Jessica O'Beirne, l'auteur de cette interview pour le podcast GymCastic, en décembre 2013, réécoute aujourd'hui ces mots avec horreur.
"C'est très important que cela serve d'exemple sur la manière dont les prédateurs fonctionnent", confie-t-elle à l'AFP.
Larry Nassar est accusé par la justice américaine d'avoir utilisé sa position au sein de l'équivalent de la fédération américaine de gymnastique pour agresser sexuellement des dizaines de jeunes filles pendant des années.
L'homme de 53 ans, actuellement emprisonné dans l'attente de son procès, a plaidé non coupable des accusations portées contre lui. Son avocat n'a pas répondu aux sollicitations de l'AFP.
Il est en outre inculpé de pornographie infantile par les autorités fédérales, qui affirment que certaines de ses victimes étaient âgées de moins de 13 ans.
Larry Nassar était le médecin de l'équipe américaine de gymnastique de 1996 à 2015, couvrant quatre jeux Olympiques.
Il était en poste depuis plus de 10 ans auprès de USA Gymnastics lorsque Jessica O'Beirne, alors étudiante en kinésiologie, l'a rencontré en 1997 lors d'une compétition.
"Il n'avait pas la distance que mettent beaucoup de médecins. Il était ouvert, attentionné, réfléchi", précise-t-elle.
- 'Génie' -
Le nom de Larry Nassar revenait souvent aux oreilles de Jessica O'Beirne.
"Le terme de génie était utilisé (...) Il était vraiment très respecté", confie-t-elle.
Larry Nassar s'était construit une image de médecin sportif et ostéopathe, spécialisé dans les massages. Il dispensait également ses conseils sur son propre site internet, dans des DVD éducatifs et sur des vidéos YouTube.
Les anciennes gymnastes qui accusent aujourd'hui M. Nassar d'avoir abusé d'elles disent qu'il était conforté par l'environnement particulier de la gymnastique de haut niveau, où les plaintes et les signes de blessure pouvaient mettre en danger les rêves olympiques.

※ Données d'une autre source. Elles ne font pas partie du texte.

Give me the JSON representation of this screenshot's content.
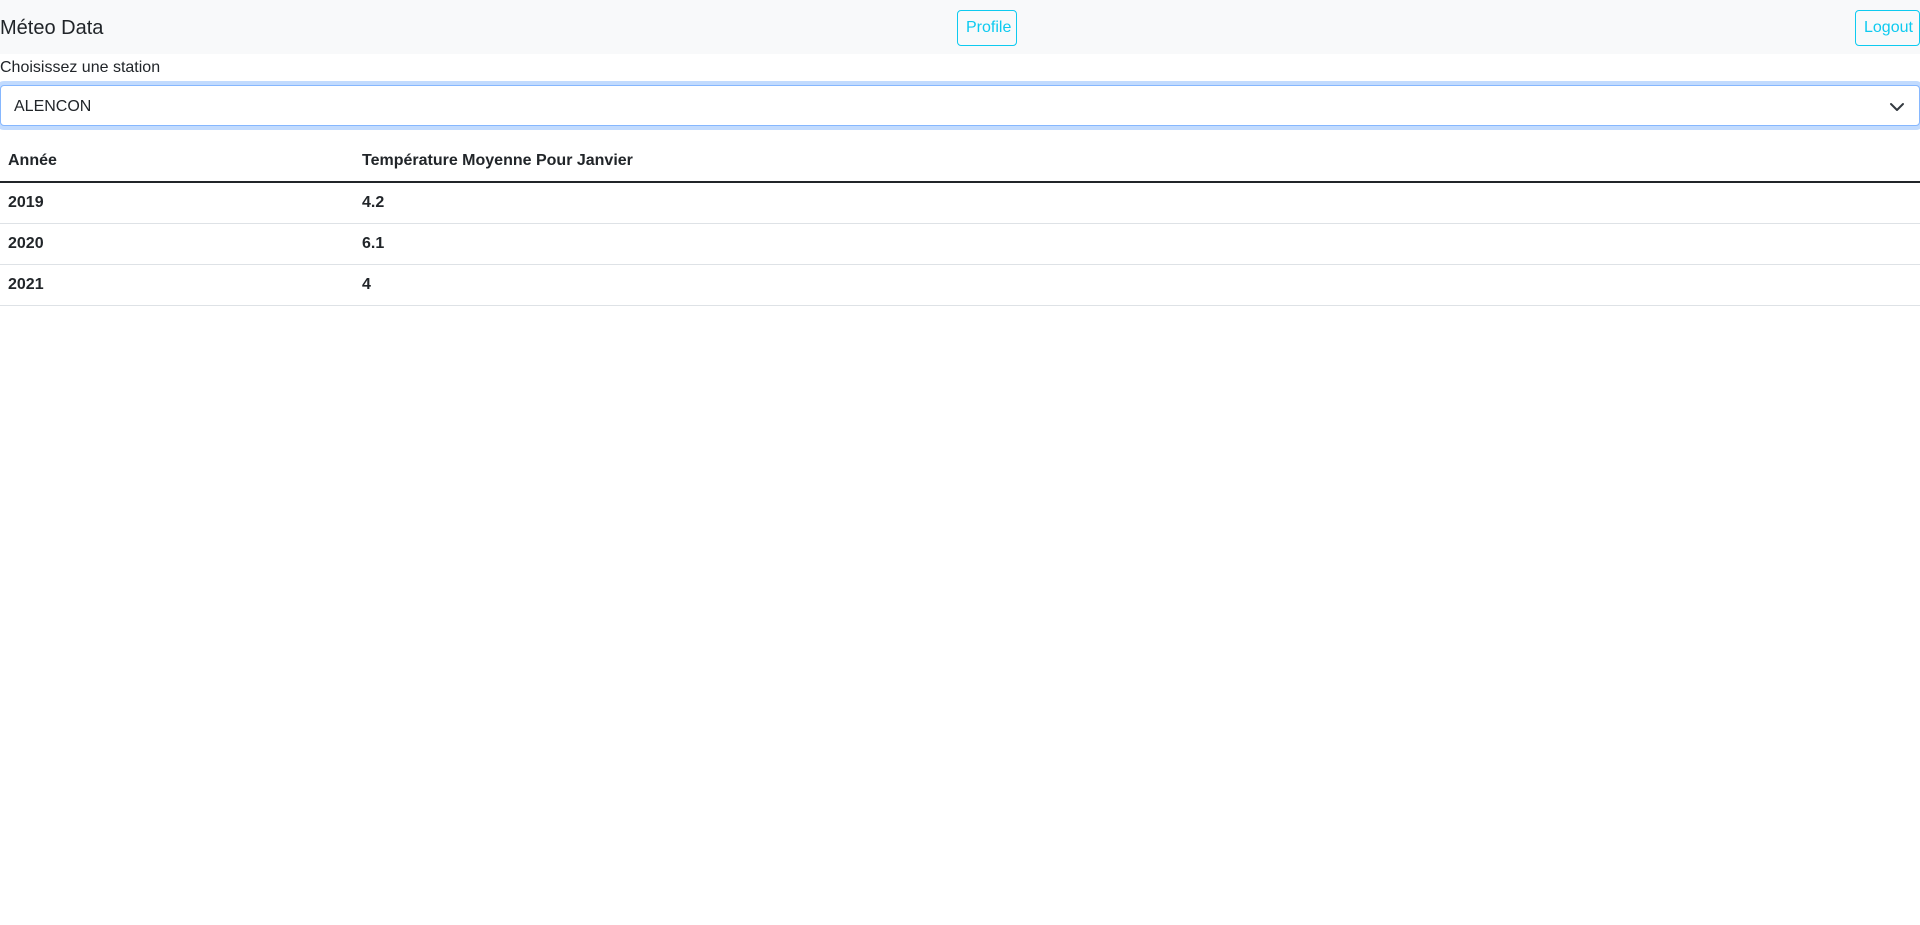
{
  "navbar": {
    "brand": "Méteo Data",
    "profile_label": "Profile",
    "logout_label": "Logout"
  },
  "station": {
    "label": "Choisissez une station",
    "selected": "ALENCON"
  },
  "table": {
    "headers": [
      "Année",
      "Température Moyenne Pour Janvier"
    ],
    "rows": [
      [
        "2019",
        "4.2"
      ],
      [
        "2020",
        "6.1"
      ],
      [
        "2021",
        "4"
      ]
    ]
  },
  "colors": {
    "accent": "#0dcaf0",
    "focus_border": "#86b7fe",
    "navbar_bg": "#f8f9fa"
  }
}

"Il avait l'habitude de mettre ses doigts à l'intérieur de moi", a confié Jamie Dantzscher à la chaîne CBS. La jeune femme accuse M. Nassar de l'avoir agressée dès l'âge de 13 ans et jusqu'à ses 18 ans.

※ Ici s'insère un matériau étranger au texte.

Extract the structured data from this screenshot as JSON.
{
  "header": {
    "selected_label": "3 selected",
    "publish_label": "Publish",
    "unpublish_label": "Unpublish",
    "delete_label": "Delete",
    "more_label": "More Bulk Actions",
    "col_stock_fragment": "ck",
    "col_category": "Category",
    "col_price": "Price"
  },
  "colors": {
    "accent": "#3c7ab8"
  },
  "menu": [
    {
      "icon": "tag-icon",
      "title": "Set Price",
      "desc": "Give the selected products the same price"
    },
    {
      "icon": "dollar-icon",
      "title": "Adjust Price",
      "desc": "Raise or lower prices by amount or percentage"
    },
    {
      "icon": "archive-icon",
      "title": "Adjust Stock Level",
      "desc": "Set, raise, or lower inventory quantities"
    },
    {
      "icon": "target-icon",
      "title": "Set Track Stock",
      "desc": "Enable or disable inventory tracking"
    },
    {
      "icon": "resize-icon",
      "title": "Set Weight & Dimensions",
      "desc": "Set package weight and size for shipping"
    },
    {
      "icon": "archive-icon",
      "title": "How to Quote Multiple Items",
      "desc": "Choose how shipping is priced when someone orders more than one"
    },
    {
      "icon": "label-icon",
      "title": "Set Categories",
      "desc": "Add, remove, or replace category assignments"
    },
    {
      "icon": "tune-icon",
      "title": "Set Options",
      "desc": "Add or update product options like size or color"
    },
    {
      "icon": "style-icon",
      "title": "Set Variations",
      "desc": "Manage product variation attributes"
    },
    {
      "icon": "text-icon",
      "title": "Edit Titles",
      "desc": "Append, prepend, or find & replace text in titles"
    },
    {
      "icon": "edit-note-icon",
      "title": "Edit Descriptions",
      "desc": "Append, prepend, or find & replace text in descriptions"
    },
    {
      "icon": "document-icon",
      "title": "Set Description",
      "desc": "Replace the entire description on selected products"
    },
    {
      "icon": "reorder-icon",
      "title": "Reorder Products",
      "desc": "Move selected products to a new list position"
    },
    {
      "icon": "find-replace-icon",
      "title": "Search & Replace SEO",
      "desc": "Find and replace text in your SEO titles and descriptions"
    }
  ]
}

"Il me disait que j'allais ressentir un +pop+ et que cela remettrait mes hanches en place et soulagerait mes douleurs au dos (...) Il était comme un ami. Les entraîneurs étaient horribles, il était gentil", témoignait encore cette gymnaste, l'une des trois de l'équipe nationale américaine qui accuse Larry Nassar.
- Vaste scandale -
Dans son entretien radiophonique, Larry Nassar, marié et père de trois enfants, prend des accents paternelles envers ses athlètes.
"Les blessures physiques se remettront toujours, mais ce sont les blessures mentales qui mènent à des cicatrices qui reviendront les hanter", disait-il.
Les accusations contre Larry Nassar font partie d'un vaste scandale au sein de USA Gymnastics, après les révélations du journal Indianapolis Star en fin d'année dernière, selon lesquelles quelque 350 femmes disent avoir été abusées par Larry Nassar et des entraîneurs.
John Manly, l'avocat de plus de 70 femmes qui poursuivent en justice USA Gymnastics et le Dr. Nassar, dénonce une "culture tacite de l'acceptation de la violence sexuelle envers les enfants" au sein de l'organisation et affirme que les dirigeants "fermaient les yeux".
"USA Gymnastics demeurera vigilante face à ce grave problème. Un environnement sûr est fondamental pour profiter et réussir dans la gymnastique sportive", a déclaré l'organisation dans une lettre ouverte rendue publique début mars.
"Les enfants sont mieux protégés dans une garderie que dans un gymnase", s'indigne Jessica O'Beirne, qui attend une profonde réforme dans la protection des gymnastes.